The Special Olympics works to get everyone involved in sports regardless of their ability. Flickinger said he saw developing his Unified Sports team as an opportunity to foster an inclusive athletic environment at Cornell. Now, two semesters in, this club has bloomed with over 70 members, hosting community events and attending national Special Olympics competitions. 

Kayla Simone ’24, president of Cornell Special Olympics, was preparing for her freshman year at Cornell when the Unified Sports team was just getting started. Simone said she was involved with similar organizations throughout high school but noticed that Cornell did not have an active Special Olympics Club –– and she wanted to change this.  

Simone soon met Flickinger and the students who had helped form the Unified Sports basketball team, and they worked together to grow the program through a Special Olympics Club. Since then, they have connected with leaders at Special Olympics New York who have helped them build the club to its current size, in addition to the athletes who are from the greater Ithaca area.

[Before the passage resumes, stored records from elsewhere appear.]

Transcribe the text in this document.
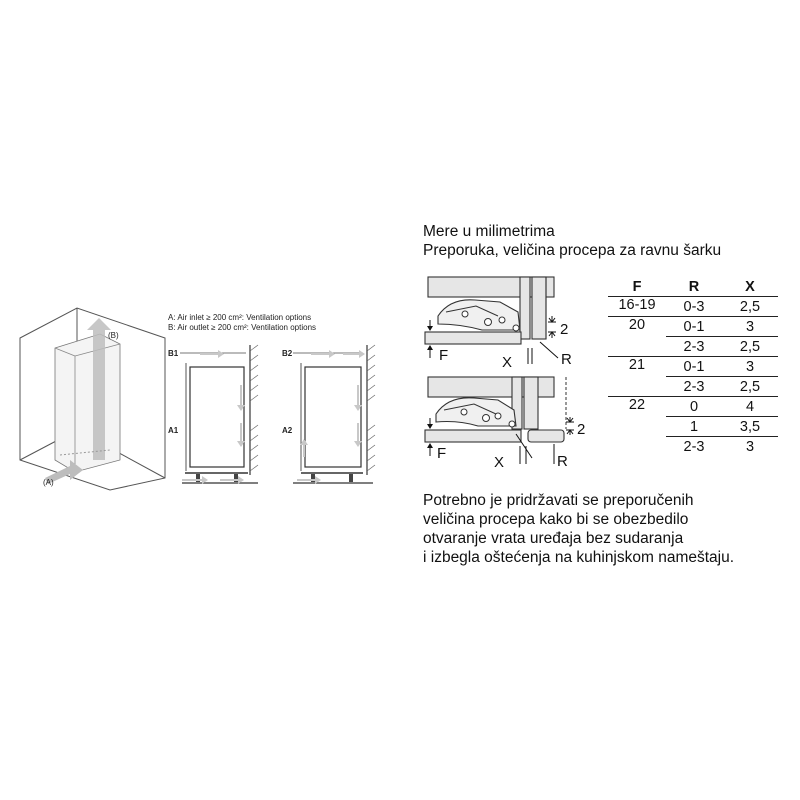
(B)
(A)
A: Air inlet ≥ 200 cm²: Ventilation options
B: Air outlet ≥ 200 cm²: Ventilation options
B1	B2
A1	A2
Mere u milimetrima
Preporuka, veličina procepa za ravnu šarku
F	X	R
2
F
X	R
2
F	R	X
16-19	0-3	2,5
20	0-1	3
	2-3	2,5
21	0-1	3
	2-3	2,5
22	0	4
	1	3,5
	2-3	3
Potrebno je pridržavati se preporučenih
veličina procepa kako bi se obezbedilo
otvaranje vrata uređaja bez sudaranja
i izbegla oštećenja na kuhinjskom nameštaju.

At their first meeting during the fall semester, many more students joined the club than Simone had originally expected. Simone said she found that many new members had experience working with Special Olympics or similar organizations in high school.

“I thought that was great because Special Olympics is such a large, nationally recognized organization, but it’s so great to see all the students come together from their different homes and different backgrounds and have the opportunity to unite over this special cause,” Simone said. 

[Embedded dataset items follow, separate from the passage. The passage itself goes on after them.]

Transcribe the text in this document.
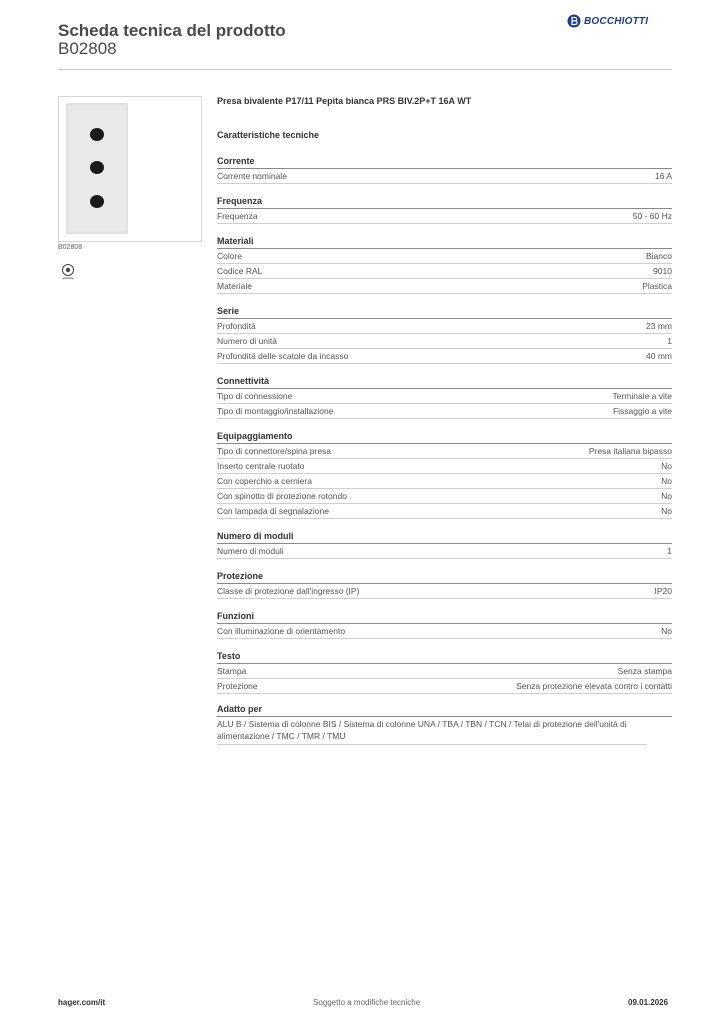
Scheda tecnica del prodotto
B02808
BOCCHIOTTI
B02808
Presa bivalente P17/11 Pepita bianca PRS BIV.2P+T 16A WT
Caratteristiche tecniche
Corrente
Corrente nominale	16 A
Frequenza
Frequenza	50 - 60 Hz
Materiali
Colore	Bianco
Codice RAL	9010
Materiale	Plastica
Serie
Profondità	23 mm
Numero di unità	1
Profondità delle scatole da incasso	40 mm
Connettività
Tipo di connessione	Terminale a vite
Tipo di montaggio/installazione	Fissaggio a vite
Equipaggiamento
Tipo di connettore/spina presa	Presa italiana bipasso
Inserto centrale ruotato	No
Con coperchio a cerniera	No
Con spinotto di protezione rotondo	No
Con lampada di segnalazione	No
Numero di moduli
Numero di moduli	1
Protezione
Classe di protezione dall'ingresso (IP)	IP20
Funzioni
Con illuminazione di orientamento	No
Testo
Stampa	Senza stampa
Protezione	Senza protezione elevata contro i contatti
Adatto per
ALU B / Sistema di colonne BIS / Sistema di colonne UNA / TBA / TBN / TCN / Telai di protezione dell'unità di alimentazione / TMC / TMR / TMU
hager.com/it	Soggetto a modifiche tecniche	09.01.2026
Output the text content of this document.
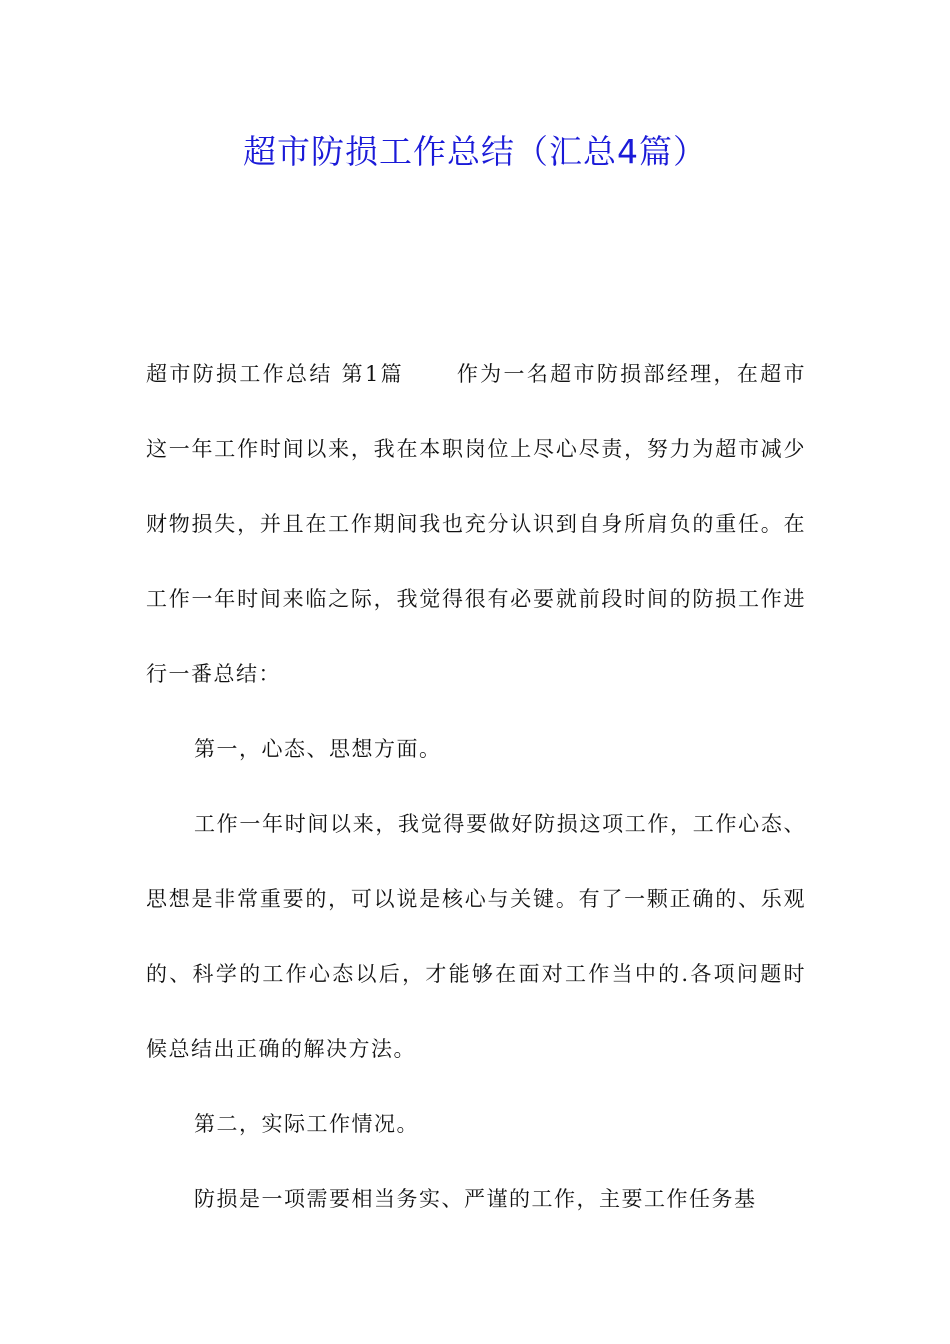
超市防损工作总结（汇总4篇）

超市防损工作总结 第1篇 作为一名超市防损部经理，在超市这一年工作时间以来，我在本职岗位上尽心尽责，努力为超市减少财物损失，并且在工作期间我也充分认识到自身所肩负的重任。在工作一年时间来临之际，我觉得很有必要就前段时间的防损工作进行一番总结：

第一，心态、思想方面。

工作一年时间以来，我觉得要做好防损这项工作，工作心态、思想是非常重要的，可以说是核心与关键。有了一颗正确的、乐观的、科学的工作心态以后，才能够在面对工作当中的.各项问题时候总结出正确的解决方法。

第二，实际工作情况。

防损是一项需要相当务实、严谨的工作，主要工作任务基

So far, all meetings and events for the club have been virtual. But this has not stopped Simone from making the most of her time with the athletes. Trying to do physical sports on Zoom is difficult, so she has been using their biweekly meetings to bond with the club members.

“The activities we do have aspects of teamwork and competition to have that sports idea behind it.” Simone said. “We’ve just been doing games a lot to be able to stay connected with each other and meet each other and form that relationship, so that when we can be in person we will already know who everyone is.” 

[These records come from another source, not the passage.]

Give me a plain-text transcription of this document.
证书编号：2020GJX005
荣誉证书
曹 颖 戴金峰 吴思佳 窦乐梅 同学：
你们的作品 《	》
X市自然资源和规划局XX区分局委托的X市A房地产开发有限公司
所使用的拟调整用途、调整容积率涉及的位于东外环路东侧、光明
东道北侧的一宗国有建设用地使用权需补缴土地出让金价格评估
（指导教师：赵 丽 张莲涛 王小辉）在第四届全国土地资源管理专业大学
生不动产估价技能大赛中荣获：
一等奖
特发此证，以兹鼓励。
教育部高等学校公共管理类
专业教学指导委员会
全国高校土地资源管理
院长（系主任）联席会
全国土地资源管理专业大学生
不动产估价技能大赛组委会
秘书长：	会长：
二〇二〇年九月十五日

Last week, Cornell Special Olympics participated in the Special Olympics National Virtual College Championship in collaboration with ESPN. From April 12 to the 16, each college’s Special Olympics team completed up to 15 challenges — competing in activities including karaoke, lip sync, a virtual race and a social distance parade.  

“It was really cool to get involved with something on a national level compared to just having our regular weekly meetings,” Simone said. 

Anne Norby, a Special Olympic athlete, was introduced to the Special Olympics club after being paired with Simon in Cornell Best Buddies, a nonprofit organization that works to build relationships between Cornell students and Ithacans with intellectual and developmental disabilities. 

“I really like just all of us working together with each other and getting support from the coaches and support through the students who help us athletes,” Norby said. “They’re a positive role model in our lives.”  

When the club moves in person, Norby said she’s looking forward to skiing at Greek Peak and going swimming with other members. She said she’s grateful for the club’s community and the friends she has made along the way.

“I would encourage people to do it,” Norby said. “I think it’s great that it puts awareness out there and also people can just put the disability aside and see the person as they are.”  

While members await the day that the athletes can meet in person, the club will hold many other events –– such as the annual polar plunge as well as the Special Olympics Summer Games –– next year. 

“That crew right now is freshmen, and they are amazing in terms of getting things organized and the follow through,” Flickinger said. “Just to imagine three more years of that with those individuals in the club is really, really encouraging.” 

For Flickinger, hearing the stories of the athletes amplify and affirm this work. A parent of one of the Unified athletes told Flickinger that their son puts on his gear right away after coming home from school, sitting in their equipment for three hours out of excitement to play basketball.  

“That to me is absolutely amazing,” Flickinger said. “It just shows the power that play and sports can have when you include everyone.”